Letteratura
Grazia Deledda, per (ri)scoprire la Sardegna in barba al “Billionaire”
Per custodire la lingua e la meraviglia di un capolavoro del passato bisogna scriverne, parlarne e farne un punto di riferimento da cui partire per valutare qualsiasi libro, scritto oggi, abbia la pretesa di essere moderno rispetto a un romanzo del Novecento. Non basta tenerlo come una reliquia negli scaffali della libreria e rifugiarsi nel citazionismo fine a sé stesso, senza dare una testimonianza significativa dell’esperienza della lettura di un classico. Evocarne, oltre lo stile, la capacità di attingere dalla realtà, includendo il fantastico della tradizione, alla maniera di Grazia Deledda, rende conto di una sana attitudine che finisce per annullare la distanza esistente tra il momento della scrittura e quello della lettura, anche se si trattasse di secoli.
Credo fermamente che un’opera maestra come “Canne al vento”, del premio Nobel sardo, non possa mai essere considerata meno moderna di un qualsiasi libro, o congettura, di un qualunque scrittore contemporaneo, che, parimenti, descriva e analizzi la Sardegna nel corso di una fatica letteraria.
Nel caso del romanzo della Deledda si può parlare tranquillamente di senso del meraviglioso, in quanto accoglie elementi fiabeschi, della leggenda, del mito della sua magnifica terra, accostati al tema universale della fragilità dell’essere umano, debole e insicuro, permanentemente esposto al vento delle avversità, a cui, spesso, non riesce a opporre resistenza. E in quest’ottica, l’inizio della salvezza consiste nell’affrontare con consapevolezza la tempesta, adattandosi alla speranza di non uscirne spezzato.

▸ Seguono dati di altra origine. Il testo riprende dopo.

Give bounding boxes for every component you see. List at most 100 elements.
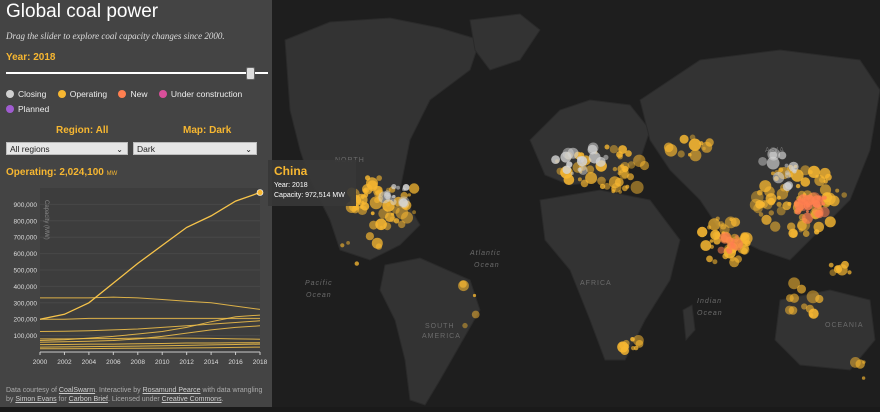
plant-marker[interactable] <box>829 269 837 276</box>
plant-marker[interactable] <box>412 210 416 215</box>
plant-marker[interactable] <box>369 220 379 230</box>
plant-marker[interactable] <box>379 225 383 229</box>
plant-marker[interactable] <box>828 262 834 268</box>
legend-item-operating[interactable]: Operating <box>57 89 107 99</box>
map-style-select[interactable]: Dark ⌄ <box>133 142 257 155</box>
plant-marker[interactable] <box>758 157 767 166</box>
plant-marker[interactable] <box>823 192 836 206</box>
legend-item-planned[interactable]: Planned <box>6 104 49 114</box>
plant-marker[interactable] <box>805 202 811 208</box>
plant-marker[interactable] <box>608 176 621 189</box>
plant-marker[interactable] <box>407 193 411 197</box>
plant-marker[interactable] <box>390 212 395 216</box>
plant-marker[interactable] <box>472 293 477 298</box>
plant-marker[interactable] <box>801 212 813 224</box>
plant-marker[interactable] <box>399 198 408 208</box>
plant-marker[interactable] <box>796 199 809 211</box>
plant-marker[interactable] <box>400 191 408 200</box>
plant-marker[interactable] <box>663 142 674 153</box>
plant-marker[interactable] <box>753 203 763 214</box>
plant-marker[interactable] <box>597 176 606 186</box>
legend-item-closing[interactable]: Closing <box>6 89 46 99</box>
plant-marker[interactable] <box>717 246 725 254</box>
plant-marker[interactable] <box>800 177 811 187</box>
plant-marker[interactable] <box>370 211 375 216</box>
plant-marker[interactable] <box>735 234 739 239</box>
plant-marker[interactable] <box>577 167 582 172</box>
plant-marker[interactable] <box>807 165 821 178</box>
plant-marker[interactable] <box>689 134 696 141</box>
plant-marker[interactable] <box>355 193 368 206</box>
plant-marker[interactable] <box>577 177 582 182</box>
plant-marker[interactable] <box>718 221 724 227</box>
plant-marker[interactable] <box>391 184 397 190</box>
plant-marker[interactable] <box>402 184 410 191</box>
plant-marker[interactable] <box>617 164 626 173</box>
plant-marker[interactable] <box>772 171 785 184</box>
plant-marker[interactable] <box>611 189 616 194</box>
plant-marker[interactable] <box>797 220 807 231</box>
plant-marker[interactable] <box>401 211 413 224</box>
plant-marker[interactable] <box>585 172 598 184</box>
plant-marker[interactable] <box>721 233 731 243</box>
plant-marker[interactable] <box>708 218 721 231</box>
plant-marker[interactable] <box>778 151 787 160</box>
plant-marker[interactable] <box>631 346 636 351</box>
plant-marker[interactable] <box>386 202 391 207</box>
plant-marker[interactable] <box>769 151 778 159</box>
plant-marker[interactable] <box>761 214 772 225</box>
plant-marker[interactable] <box>758 212 764 217</box>
plant-marker[interactable] <box>384 190 391 197</box>
plant-marker[interactable] <box>720 223 727 230</box>
plant-marker[interactable] <box>788 277 800 290</box>
plant-marker[interactable] <box>811 195 824 208</box>
plant-marker[interactable] <box>782 182 792 192</box>
plant-marker[interactable] <box>603 154 609 160</box>
plant-marker[interactable] <box>471 310 480 319</box>
plant-marker[interactable] <box>562 165 572 174</box>
plant-marker[interactable] <box>795 183 801 189</box>
plant-marker[interactable] <box>730 217 741 227</box>
plant-marker[interactable] <box>578 156 585 163</box>
plant-marker[interactable] <box>790 230 798 238</box>
plant-marker[interactable] <box>788 161 799 172</box>
plant-marker[interactable] <box>586 165 595 174</box>
plant-marker[interactable] <box>705 138 714 147</box>
plant-marker[interactable] <box>570 171 574 175</box>
plant-marker[interactable] <box>776 201 782 207</box>
plant-marker[interactable] <box>824 216 836 228</box>
plant-marker[interactable] <box>617 171 622 176</box>
plant-marker[interactable] <box>612 166 618 172</box>
plant-marker[interactable] <box>739 245 750 255</box>
plant-marker[interactable] <box>706 255 713 263</box>
author-link[interactable]: Rosamund Pearce <box>142 387 201 394</box>
license-link[interactable]: Creative Commons <box>161 396 222 403</box>
plant-marker[interactable] <box>785 305 794 315</box>
plant-marker[interactable] <box>746 234 750 238</box>
plant-marker[interactable] <box>677 150 685 158</box>
plant-marker[interactable] <box>855 359 865 369</box>
plant-marker[interactable] <box>462 322 468 329</box>
plant-marker[interactable] <box>819 167 831 179</box>
plant-marker[interactable] <box>408 183 420 194</box>
plant-marker[interactable] <box>618 190 622 194</box>
plant-marker[interactable] <box>396 185 400 190</box>
plant-marker[interactable] <box>621 171 629 179</box>
plant-marker[interactable] <box>812 206 824 218</box>
plant-marker[interactable] <box>560 151 572 163</box>
plant-marker[interactable] <box>725 247 730 252</box>
plant-marker[interactable] <box>551 155 560 165</box>
plant-marker[interactable] <box>766 156 780 170</box>
plant-marker[interactable] <box>627 173 634 181</box>
plant-marker[interactable] <box>392 206 400 214</box>
plant-marker[interactable] <box>340 243 345 248</box>
coalswarm-link[interactable]: CoalSwarm <box>58 387 96 394</box>
plant-marker[interactable] <box>609 145 619 154</box>
plant-marker[interactable] <box>841 192 847 198</box>
plant-marker[interactable] <box>836 264 848 276</box>
plant-marker[interactable] <box>802 230 810 237</box>
plant-marker[interactable] <box>813 221 825 233</box>
data-author-link[interactable]: Simon Evans <box>15 396 57 403</box>
plant-marker[interactable] <box>699 141 704 146</box>
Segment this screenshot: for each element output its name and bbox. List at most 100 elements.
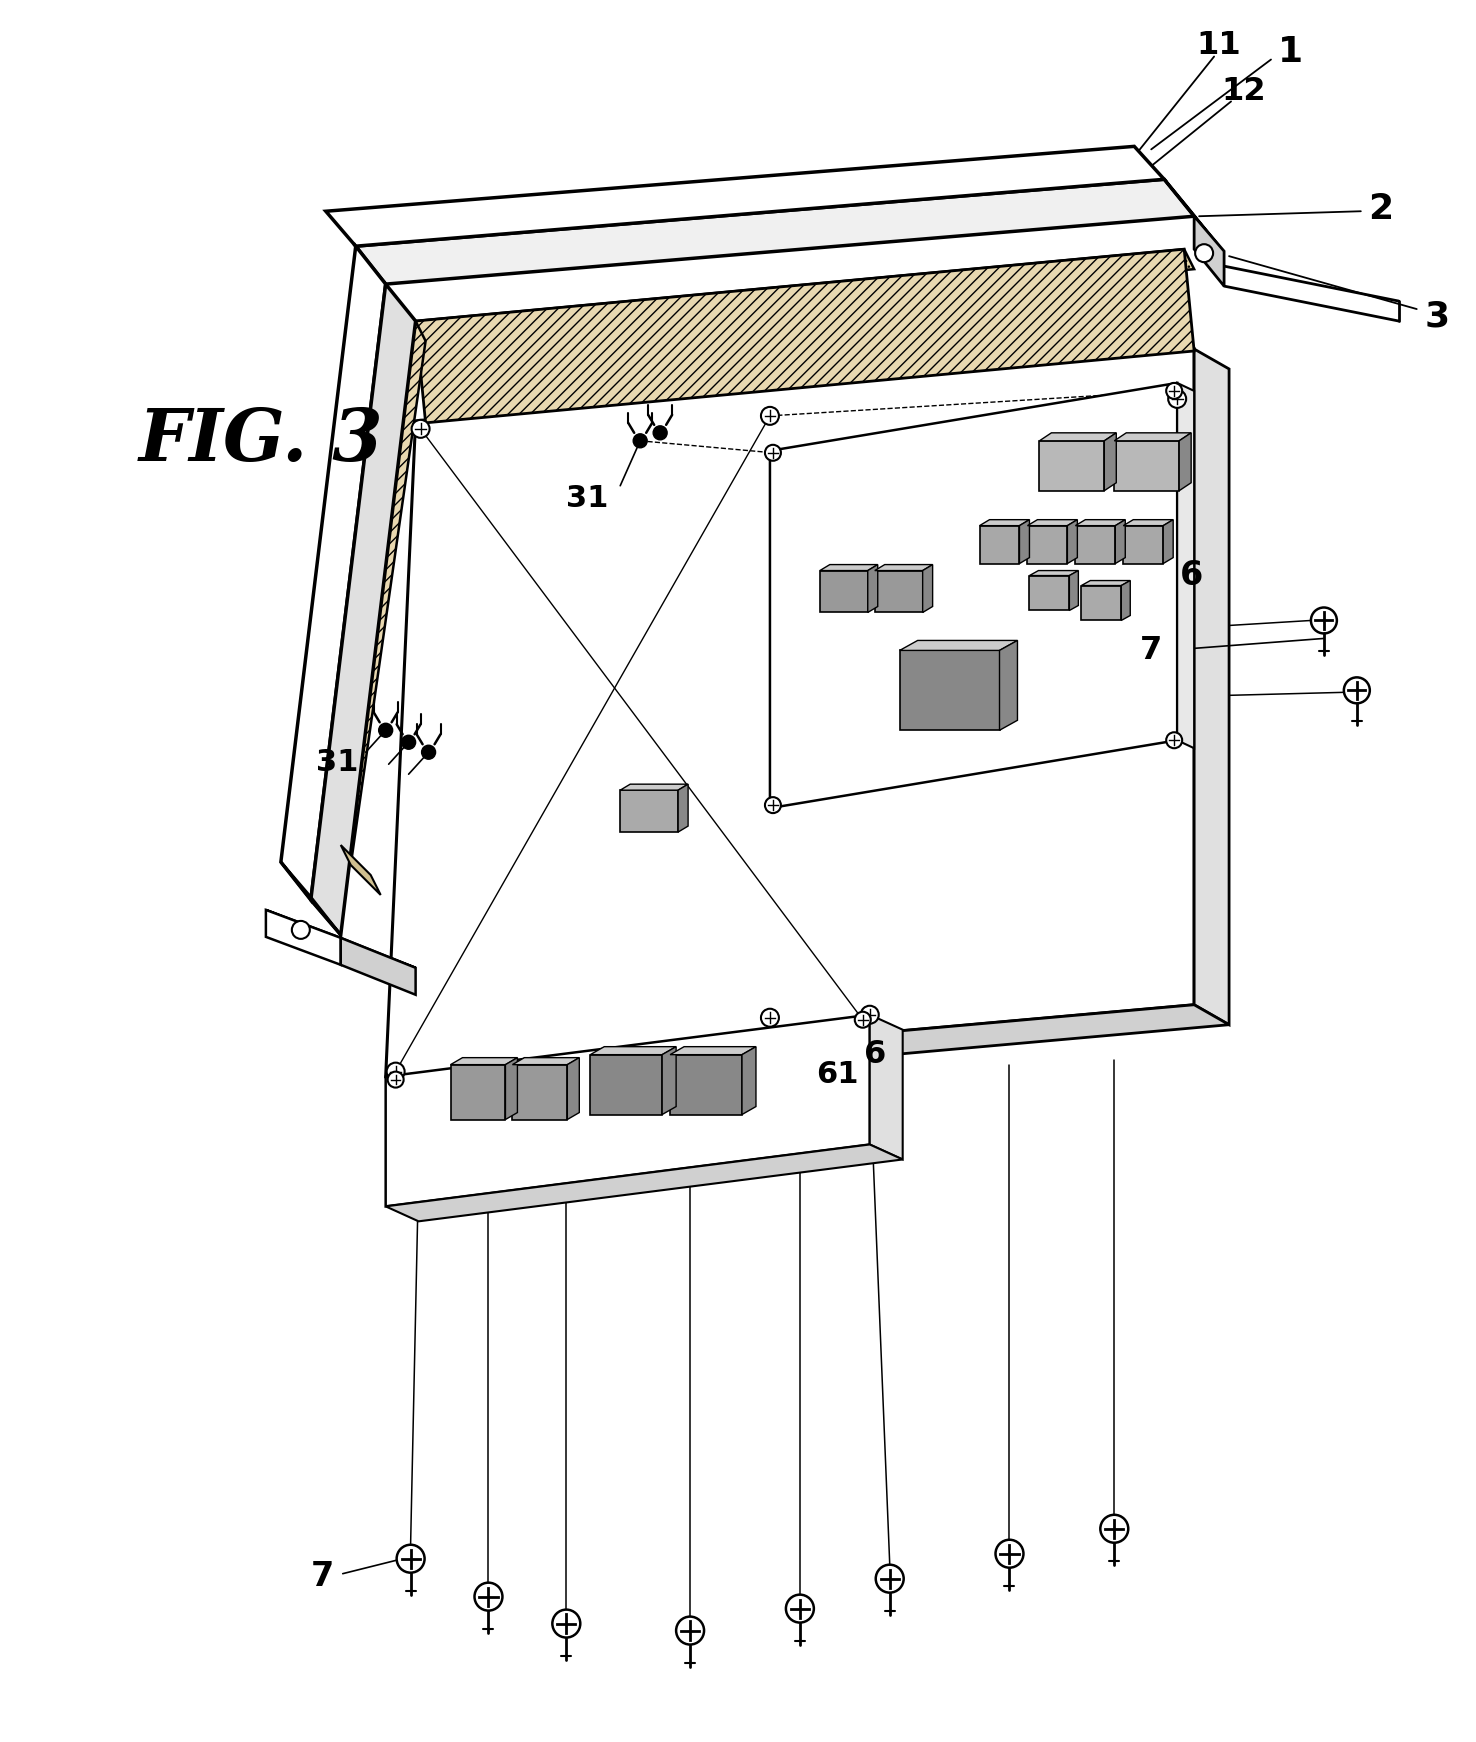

Adoro il mondo arcaico raccontato da questa grande autrice, che fa da sfondo all’evoluzione dei suoi personaggi, duri come la terra, presi da passioni violente, contrasti insanabili, scontri terribili, destinati, infine, a soluzioni quasi mai consolatorie. E mi son trovato a mio agio in quel delizioso angolo letterario popolato da folletti e morti che resuscitano durante la notte: il giorno appartiene agli uomini, ai lavori, la notte è degli spiriti erranti, delle janas e dei fantasmi degli antichi baroni.
Ecco, visitare la Sardegna e trascorrervi una vacanza dopo essersi lasciati andare al mulinello deleddiano della fusione tra antiche credenze, ritualità pagane e ammonimenti biblici, magnificamente presenti in “Canne al vento”, potrebbe restituire una percezione del luogo, che nessun depliant turistico osa contemplare. La letteratura, dunque, come modello di un turismo sensoriale, in alternativa al Billionaire e alla sottocultura che rappresenta in maniera esemplare.